53.06 Machine Learning and Cloud Computing for Enhanced Surgical Risk Prediction

Z. C. Dietch1, K. C. Lichtendahl2, Y. Grushka-Cockayne2, J. M. Will2, R. S. Jones1, R. G. Sawyer1 1University Of Virginia,Department Of Surgery,Charlottesville, VA, USA 2University Of Virginia,Darden Graduate School Of Business,Charlottesville, VA, USA

Introduction: Accurate risk prediction enhances surgical care by impacting perioperative planning, informed consent, patient selection, and outcome measures. Advances in machine learning, computing, and data availability have led to superior predictions in many disciplines by automating the process of variable selection in the context of vast amounts of data. Based on wisdom-of-crowds literature, we hypothesized that an ensemble, or average, of machine-learning prediction models would outperform mortality predictions issued by the American College of Surgeons National Surgical Quality Improvement Program (ACSNSQIP).

Methods: Preoperative characteristics and mortality outcomes from the ACSNSQIP Participant Use Files (PUF) 2005-2013 were used to form mortality predictions. The data were split into training and testing sets. The free open-source R statistical software was utilized on Microsoft’s Azure cloud environment to parallel-process variable selection and mortality predictions. Two machine-learning algorithms—regularized logistic regression and random forest—were fit to the training set to generate probabilistic mortality predictions for each observation in the testing set. The two model predictions were averaged to form an ensemble prediction. The primary outcome was the improved accuracy of mortality predictions of the ensemble compared to those of the ACSNSQIP model. The Brier score, a measure of accuracy represented by the mean squared difference between the predicted probability and actual outcome for a set of individual observations, was used to evaluate performance. Significance was determined using the Amisano-Giacomini test.

Results: Models were trained on 1,847,818 records, and predictions were tested on 615,939 records. The regularized logistic regression selected 93 predictors, including 11 new variables engineered using ACSNQIP PUF data. The random forest utilized 86 selected predictors, including 17 newly engineered variables. Predictions of the ensemble outperformed ACSNSQIP predictions as measured by Brier scores where lower is better (0.009854 vs. 0.009904, p=0.0065), representing a mean improvement of 0.5% over ACSNSQIP predictions. A graphical representation of model calibration is presented (Figure).

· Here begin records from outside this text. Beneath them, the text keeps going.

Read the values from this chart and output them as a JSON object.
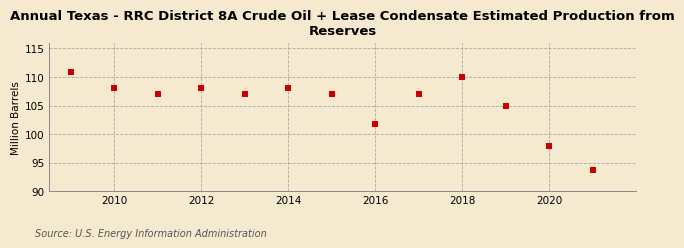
{
  "title_line1": "Annual Texas - RRC District 8A Crude Oil + Lease Condensate Estimated Production from",
  "title_line2": "Reserves",
  "ylabel": "Million Barrels",
  "source": "Source: U.S. Energy Information Administration",
  "years": [
    2009,
    2010,
    2011,
    2012,
    2013,
    2014,
    2015,
    2016,
    2017,
    2018,
    2019,
    2020,
    2021
  ],
  "values": [
    110.8,
    108.0,
    107.0,
    108.0,
    107.0,
    108.0,
    107.0,
    101.8,
    107.0,
    110.0,
    105.0,
    98.0,
    93.8
  ],
  "ylim": [
    90,
    116
  ],
  "yticks": [
    90,
    95,
    100,
    105,
    110,
    115
  ],
  "xticks": [
    2010,
    2012,
    2014,
    2016,
    2018,
    2020
  ],
  "xlim": [
    2008.5,
    2022.0
  ],
  "marker_color": "#cc0000",
  "marker": "s",
  "marker_size": 16,
  "background_color": "#f5ead0",
  "grid_color": "#aaaaaa",
  "spine_color": "#888888",
  "title_fontsize": 9.5,
  "axis_label_fontsize": 7.5,
  "tick_fontsize": 7.5,
  "source_fontsize": 7
}
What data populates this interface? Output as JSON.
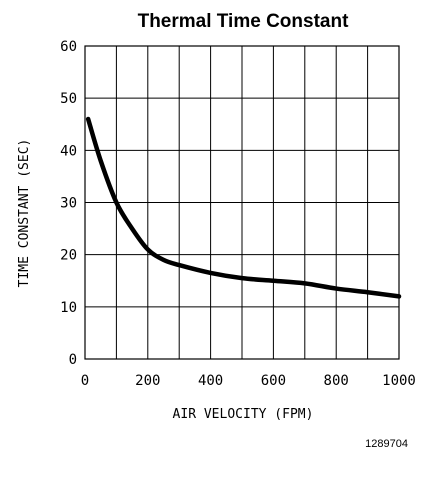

Conclusion: Advances in machine learning and cloud computing have enabled rapid, robust, and affordable predictive analysis. Utilizing such capabilities, we generated a predictive model that outperformed the ACSNSQIP model. Despite lacking institution-specific data used by the ACSNSQIP in their model, we outperformed ACSNSQIP predictions using otherwise identical data. Because outcomes vary by institution, we expect further improvement by including institution-specific data in our model.